The flip side of this coin: every function is also continuous when we put the _indiscrete_ topology on the target space.

EpicMathTime

Love the beginning :D

"Every function is continuous"
*stares*
"ᵖʳᵒᵛᶦᵈᵉᵈ ᵗʰᵃᵗ ʸᵒᵘ ᵘˢᵉ ʷʰᵃᵗˢ ᶜᵃˡˡᵉᵈ ᵃ ᵈᶦˢᶜʳᵉᵗᵉ ᵐᵉᵗʳᶦᶜ"

imnotarobot

Yes thats what I have been always advocating for

curiosityzero

As for the combination of both spaces having the discrete metric, the thing is that all functions whose domain uses that metric are uninterestingly locally constant, since they only locally have one input.

iabervon

This proof is like the cracks in the edifice of real numbers

txikitofandango

f^-1 (U) -> U reminds of covering spaces

Jaylooker

YAY, I never have to prove continuity again! Every function is continuous. lol. Way over my head! :)

albertaraujo

let f map to a discrete space and assume f is continuous and not locally constant.
Then there exists a point s in S such that f is not constant on any U-open containing s.
Now take the set U=f^-(f(s)) this must be open by continuity of f and contains s. as f is also constant on this set we have a contradiction

MrNygiz

Every function is continuous!!!... provided they are to an INdiscrete space

f-th

The real numbers are a countable union of countable sets...

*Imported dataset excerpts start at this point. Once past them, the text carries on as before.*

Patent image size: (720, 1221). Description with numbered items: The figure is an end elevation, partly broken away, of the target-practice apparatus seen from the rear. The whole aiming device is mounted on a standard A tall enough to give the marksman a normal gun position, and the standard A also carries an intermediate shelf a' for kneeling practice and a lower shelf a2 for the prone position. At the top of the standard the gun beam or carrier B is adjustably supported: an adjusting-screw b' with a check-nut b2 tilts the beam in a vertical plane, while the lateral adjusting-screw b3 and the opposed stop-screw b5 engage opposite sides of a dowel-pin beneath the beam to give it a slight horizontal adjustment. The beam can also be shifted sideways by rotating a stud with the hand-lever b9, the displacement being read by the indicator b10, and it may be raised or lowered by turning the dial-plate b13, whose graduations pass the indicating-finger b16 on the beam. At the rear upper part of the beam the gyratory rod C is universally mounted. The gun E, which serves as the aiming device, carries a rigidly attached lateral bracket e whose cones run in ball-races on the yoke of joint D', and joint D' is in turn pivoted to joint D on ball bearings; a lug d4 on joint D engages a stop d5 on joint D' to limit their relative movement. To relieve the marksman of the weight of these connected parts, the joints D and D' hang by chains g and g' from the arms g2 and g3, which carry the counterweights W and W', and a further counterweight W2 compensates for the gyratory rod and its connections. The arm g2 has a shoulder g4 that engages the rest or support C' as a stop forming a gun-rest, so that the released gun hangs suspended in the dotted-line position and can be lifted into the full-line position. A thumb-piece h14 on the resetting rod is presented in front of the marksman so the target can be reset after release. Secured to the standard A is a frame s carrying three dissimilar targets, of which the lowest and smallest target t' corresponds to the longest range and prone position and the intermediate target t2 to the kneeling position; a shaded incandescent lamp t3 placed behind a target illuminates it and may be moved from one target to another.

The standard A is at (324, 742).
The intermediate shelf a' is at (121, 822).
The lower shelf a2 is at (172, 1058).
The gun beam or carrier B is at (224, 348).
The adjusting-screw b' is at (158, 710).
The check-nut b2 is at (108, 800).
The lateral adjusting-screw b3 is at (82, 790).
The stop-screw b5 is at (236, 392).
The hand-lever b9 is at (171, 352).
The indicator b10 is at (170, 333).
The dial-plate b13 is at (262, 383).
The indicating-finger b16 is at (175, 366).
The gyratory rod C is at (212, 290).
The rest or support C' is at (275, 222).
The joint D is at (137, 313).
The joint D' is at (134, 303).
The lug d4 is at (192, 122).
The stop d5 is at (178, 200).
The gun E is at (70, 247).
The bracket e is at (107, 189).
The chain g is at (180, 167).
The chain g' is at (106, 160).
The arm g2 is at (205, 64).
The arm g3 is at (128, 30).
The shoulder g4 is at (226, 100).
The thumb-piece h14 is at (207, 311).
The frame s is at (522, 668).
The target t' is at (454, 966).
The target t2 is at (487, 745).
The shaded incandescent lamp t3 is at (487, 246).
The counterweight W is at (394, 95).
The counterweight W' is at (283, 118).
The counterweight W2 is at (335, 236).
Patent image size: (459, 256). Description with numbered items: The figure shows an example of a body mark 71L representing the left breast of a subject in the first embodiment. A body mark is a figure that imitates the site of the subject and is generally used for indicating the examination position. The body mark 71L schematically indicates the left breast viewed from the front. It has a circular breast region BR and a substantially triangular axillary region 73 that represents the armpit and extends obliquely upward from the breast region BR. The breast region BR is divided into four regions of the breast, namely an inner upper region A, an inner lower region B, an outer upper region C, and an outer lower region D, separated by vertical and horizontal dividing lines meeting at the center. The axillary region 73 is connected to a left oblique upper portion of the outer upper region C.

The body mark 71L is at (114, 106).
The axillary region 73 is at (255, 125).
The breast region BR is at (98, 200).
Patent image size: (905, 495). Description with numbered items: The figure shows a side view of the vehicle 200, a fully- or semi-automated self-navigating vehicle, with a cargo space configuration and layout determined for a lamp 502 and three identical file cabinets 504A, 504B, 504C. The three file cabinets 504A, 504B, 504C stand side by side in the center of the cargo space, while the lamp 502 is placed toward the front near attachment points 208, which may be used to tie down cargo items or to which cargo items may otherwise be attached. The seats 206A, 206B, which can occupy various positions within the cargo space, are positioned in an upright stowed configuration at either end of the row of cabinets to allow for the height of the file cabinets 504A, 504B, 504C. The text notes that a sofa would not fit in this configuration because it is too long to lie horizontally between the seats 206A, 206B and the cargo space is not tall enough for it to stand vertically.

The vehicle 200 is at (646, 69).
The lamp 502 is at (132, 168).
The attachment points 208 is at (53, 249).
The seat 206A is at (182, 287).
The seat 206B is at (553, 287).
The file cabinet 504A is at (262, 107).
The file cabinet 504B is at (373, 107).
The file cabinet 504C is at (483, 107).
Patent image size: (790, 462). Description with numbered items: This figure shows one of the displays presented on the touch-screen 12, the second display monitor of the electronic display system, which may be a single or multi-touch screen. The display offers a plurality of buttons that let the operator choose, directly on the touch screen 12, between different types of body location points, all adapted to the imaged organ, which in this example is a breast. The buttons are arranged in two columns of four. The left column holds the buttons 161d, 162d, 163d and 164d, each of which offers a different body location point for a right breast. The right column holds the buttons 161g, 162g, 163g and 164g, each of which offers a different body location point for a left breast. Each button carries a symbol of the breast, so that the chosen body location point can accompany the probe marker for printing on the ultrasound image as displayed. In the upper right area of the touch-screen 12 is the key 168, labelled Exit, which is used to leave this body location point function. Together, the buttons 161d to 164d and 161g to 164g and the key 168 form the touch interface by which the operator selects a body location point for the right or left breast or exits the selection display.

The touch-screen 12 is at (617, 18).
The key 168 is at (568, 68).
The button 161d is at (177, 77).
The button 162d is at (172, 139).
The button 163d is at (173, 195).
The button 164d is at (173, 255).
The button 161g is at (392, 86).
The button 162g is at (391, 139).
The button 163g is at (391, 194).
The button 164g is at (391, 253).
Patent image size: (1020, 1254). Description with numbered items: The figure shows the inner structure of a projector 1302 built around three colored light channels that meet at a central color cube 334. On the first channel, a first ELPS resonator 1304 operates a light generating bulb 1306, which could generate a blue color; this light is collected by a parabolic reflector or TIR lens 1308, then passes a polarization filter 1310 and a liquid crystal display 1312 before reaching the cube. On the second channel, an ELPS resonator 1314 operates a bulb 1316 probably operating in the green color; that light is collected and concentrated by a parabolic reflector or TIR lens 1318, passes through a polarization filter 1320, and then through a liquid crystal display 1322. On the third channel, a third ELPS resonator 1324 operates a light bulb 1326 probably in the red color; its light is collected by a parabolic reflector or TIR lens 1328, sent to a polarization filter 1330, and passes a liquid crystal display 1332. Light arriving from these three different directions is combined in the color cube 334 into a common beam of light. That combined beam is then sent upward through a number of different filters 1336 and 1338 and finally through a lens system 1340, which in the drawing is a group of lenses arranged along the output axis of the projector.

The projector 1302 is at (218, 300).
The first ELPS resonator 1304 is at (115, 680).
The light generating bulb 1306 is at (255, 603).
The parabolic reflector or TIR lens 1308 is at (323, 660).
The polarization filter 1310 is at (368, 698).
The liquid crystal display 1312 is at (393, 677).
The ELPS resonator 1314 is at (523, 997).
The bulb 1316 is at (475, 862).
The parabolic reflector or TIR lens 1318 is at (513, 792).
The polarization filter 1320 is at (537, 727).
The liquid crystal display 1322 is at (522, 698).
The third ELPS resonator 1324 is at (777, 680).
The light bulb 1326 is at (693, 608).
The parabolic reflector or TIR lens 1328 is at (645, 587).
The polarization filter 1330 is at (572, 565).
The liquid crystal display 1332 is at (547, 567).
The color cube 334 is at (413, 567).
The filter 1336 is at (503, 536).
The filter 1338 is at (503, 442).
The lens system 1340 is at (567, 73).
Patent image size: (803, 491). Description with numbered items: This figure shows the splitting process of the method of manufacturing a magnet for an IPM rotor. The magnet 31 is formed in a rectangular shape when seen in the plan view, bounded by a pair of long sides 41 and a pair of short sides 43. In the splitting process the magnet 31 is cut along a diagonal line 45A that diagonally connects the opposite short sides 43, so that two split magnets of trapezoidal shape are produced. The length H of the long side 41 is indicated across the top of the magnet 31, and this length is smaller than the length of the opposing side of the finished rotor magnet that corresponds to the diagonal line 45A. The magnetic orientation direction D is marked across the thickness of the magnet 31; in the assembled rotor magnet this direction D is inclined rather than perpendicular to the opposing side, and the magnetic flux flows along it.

Provided you forget about the axiom of choice 👍🏻

factsheet

i remember we had an exercise to prove that in Analysis I

pythoncake

Every subset is open, hence every function is continuous.

meh, its a stupid example. i guess for n point discrete metric spwces you can isometrically embed them to space to R^n, so there is that. It would be interesting if you can get infinite dimensional "simplices" in some Hilbert space somehow and embed R or Z with the discrete topology in them.

mikhailmikhailov

You're number one you're number one everyone's number one

mrmathman